Collaboration shines on 1123. Kent Jamz, J.I.D, and Buddy join BJ on "Get Away," a J Dilla-inspired song that defies song structure, with the four bouncing around the frenzied track as they please. "Playaz Ball," featuring Rick Ross, is a smooth ode to the annual gathering held for pimps on the West side of Chicago. BJ holds his own next to the rappers, but he also fits seamlessly with singer Eric Bellinger on "Back It Up," as the pair croon adlibs reminiscent of Jodeci in the 90s.
"I would see him do his verse and I would try to top him on his," BJ says, recalling the studio sessions that took place following an Instagram shoutout. "It was healthy competition. We're pushing each other to give the best product we can give together. That's what makes real collaborations. Collaborations are overrated now because a lot of people that don't need to be together be together these days. [R&B fans] understand why we did this together. Me and Eric helped defy that gravity."

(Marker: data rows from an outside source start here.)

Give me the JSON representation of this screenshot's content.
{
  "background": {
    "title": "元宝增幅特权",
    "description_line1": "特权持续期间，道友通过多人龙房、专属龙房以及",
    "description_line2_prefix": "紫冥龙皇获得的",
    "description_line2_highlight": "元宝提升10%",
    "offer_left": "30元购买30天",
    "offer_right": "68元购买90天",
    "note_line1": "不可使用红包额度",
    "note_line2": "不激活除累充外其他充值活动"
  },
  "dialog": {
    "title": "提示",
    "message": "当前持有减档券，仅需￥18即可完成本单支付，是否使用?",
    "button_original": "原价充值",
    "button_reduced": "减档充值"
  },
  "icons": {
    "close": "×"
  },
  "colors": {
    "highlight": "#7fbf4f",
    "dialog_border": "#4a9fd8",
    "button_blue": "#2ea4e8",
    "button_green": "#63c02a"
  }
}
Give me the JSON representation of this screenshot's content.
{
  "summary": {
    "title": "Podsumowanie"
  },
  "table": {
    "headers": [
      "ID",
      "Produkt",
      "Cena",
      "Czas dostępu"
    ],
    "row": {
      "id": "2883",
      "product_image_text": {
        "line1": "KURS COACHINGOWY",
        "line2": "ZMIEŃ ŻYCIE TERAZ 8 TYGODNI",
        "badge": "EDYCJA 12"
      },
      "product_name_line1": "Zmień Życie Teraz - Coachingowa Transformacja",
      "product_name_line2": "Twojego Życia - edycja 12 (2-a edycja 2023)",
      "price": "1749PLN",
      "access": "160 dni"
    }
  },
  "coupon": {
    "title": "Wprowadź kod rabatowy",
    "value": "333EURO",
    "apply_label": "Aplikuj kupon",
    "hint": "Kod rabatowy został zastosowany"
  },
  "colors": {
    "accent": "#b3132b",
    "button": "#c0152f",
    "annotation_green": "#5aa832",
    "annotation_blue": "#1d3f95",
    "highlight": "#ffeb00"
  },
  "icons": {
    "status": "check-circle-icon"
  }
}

The features breathe life into 1123, but BJ the Chicago Kid is capable of doing the heavy lifting on his own. Singles "Close" and "Time Today" are sensual and slow, like In My Mind's "Love Inside" and "The Resume." A piercing anecdote cuts through the album, offering a perspective for some who have seen more trauma than successful relationships. "I had a partner tell me he ain't scared to get shot, he wasn't scared to die, but he said he was scared to love," he says at the beginning of "Too Good." The song is BJ's way of explaining how a man's ego can make him guarded.
"I'm giving [women] the game on 'Too Good,'" he says with a sly smile. "You know the guy you thought you would be with and y'all aren't together… You're probably thinking, 'What the fuck did I do wrong?' It probably wasn't you. He probably just wasn't willing to kill the old him."
The hook says it plainly: real men get scared sometimes. "The scariest shit is when you can't find an imperfection. You know what people do when we don't understand something? We run away. I'm definitely not the first guy that ever felt like that, but as artists, it's our job to be the first to say it."